Technically, manual throughput sits in the Cosmos DB request-unit capacity and database or container configuration layer. Azure represents it through manual throughput settings on a database or container, measured in provisioned RU/s. It usually interacts with Cosmos DB accounts, databases, containers, partition keys, physical partitions, autoscale choices, metrics, and alerts. The key boundary is that manual throughput fixes capacity until changed, so sudden traffic spikes can cause throttling. Architects should document scope, identity path, network assumptions, deployment method, monitoring hooks, and fallback behavior before production use.
SecuritySecurity for Manual throughput starts with least privilege and clear ownership. The main risk is giving teams broad rights to change throughput without approval, cost ownership, or workload-impact review. Review who can create, update, delete, assign, invoke, or read it, and whether access comes from direct roles, inherited roles, managed identities, secrets, or deployment pipelines. Prefer managed identity, scoped RBAC, private access, encryption, and logged approvals when the service supports them. For production, keep evidence of permission scope, network exposure, diagnostic logging, and rollback authority so a security review can verify live state rather than trusting documentation alone. Keep the decision visible in runbooks, diagrams, tags, and support notes.
CostCost for Manual throughput is driven by provisioned RU/s, minimum throughput, container count, database sharing, and unused capacity during quiet periods. The spend may be direct, such as SKU, capacity, storage, throughput, replicas, retention, or network transfer, or indirect through support time and failed changes. FinOps reviews should identify the owner, billing tag, usage metric, and cheaper configuration that still meets the workload requirement. Do not reduce cost by weakening security, durability, compliance, or recovery needs without written approval. Track changes over time so teams can distinguish intentional scaling from forgotten resources, stale test deployments, and inefficient defaults. Keep the decision visible in runbooks, diagrams, tags, and support notes.
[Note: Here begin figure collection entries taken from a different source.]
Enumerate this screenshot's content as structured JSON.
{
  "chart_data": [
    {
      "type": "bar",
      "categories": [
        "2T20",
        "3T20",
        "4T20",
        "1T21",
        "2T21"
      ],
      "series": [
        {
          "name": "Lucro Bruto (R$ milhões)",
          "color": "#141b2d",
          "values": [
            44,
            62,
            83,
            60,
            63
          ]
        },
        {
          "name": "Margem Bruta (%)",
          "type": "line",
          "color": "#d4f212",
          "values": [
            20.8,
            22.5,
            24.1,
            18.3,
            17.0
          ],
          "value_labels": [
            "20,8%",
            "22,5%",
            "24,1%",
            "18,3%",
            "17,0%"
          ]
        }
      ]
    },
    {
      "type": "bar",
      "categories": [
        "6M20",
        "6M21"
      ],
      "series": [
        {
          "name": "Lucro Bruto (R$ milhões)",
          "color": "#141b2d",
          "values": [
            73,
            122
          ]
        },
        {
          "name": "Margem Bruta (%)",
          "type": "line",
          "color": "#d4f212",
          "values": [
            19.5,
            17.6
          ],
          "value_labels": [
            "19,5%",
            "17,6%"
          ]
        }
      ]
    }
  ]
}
ReliabilityReliability for manual throughput depends on RU/s availability, 429 throttling rate, partition distribution, workload predictability, and alert coverage. Operators should know what happens during deployment, scale changes, failover, maintenance, dependency loss, and operator error. Some effects are direct, such as availability, recovery, throughput, or dead-letter behavior; others are indirect because the setting makes drift easier to detect and reverse. Document region assumptions, backups, health probes, retry behavior, dependency limits, and rollback steps. A reliable implementation lets support teams prove current state quickly before making emergency changes. Keep the decision visible in runbooks, diagrams, tags, and support notes. Review the evidence again after deployment so drift is caught early.
PerformancePerformance for manual throughput depends on request latency, 429 responses, normalized RU consumption, partition hot spots, and query RU cost. The effect may appear as latency, throughput, IOPS, connection wait time, replica behavior, query duration, pipeline runtime, or faster operational troubleshooting. Measure before and after important changes instead of assuming the setting helps. Useful evidence includes metrics, logs, traces, activity records, deployment output, load-test results, and user-impact signals. When performance is indirect, state that clearly and focus on how the term improves diagnosis speed, configuration consistency, or workload routing. Keep the decision visible in runbooks, diagrams, tags, and support notes.
OperationsOperationally, manual throughput needs a repeatable inspection path. Teams should know which portal blade, CLI command, Resource Graph query, metric, activity log, workbook, or deployment artifact shows the live state. Runbooks should describe normal ownership, approved change windows, escalation contacts, rollback steps, and evidence to capture after changes. Avoid undocumented portal-only edits in production. Use IaC, tags, CLI exports, and monitoring so operators can compare actual configuration with the intended design during releases, incidents, and audits. Keep the decision visible in runbooks, diagrams, tags, and support notes. Review the evidence again after deployment so drift is caught early. Tie every change to an owner, monitoring signal, and rollback path.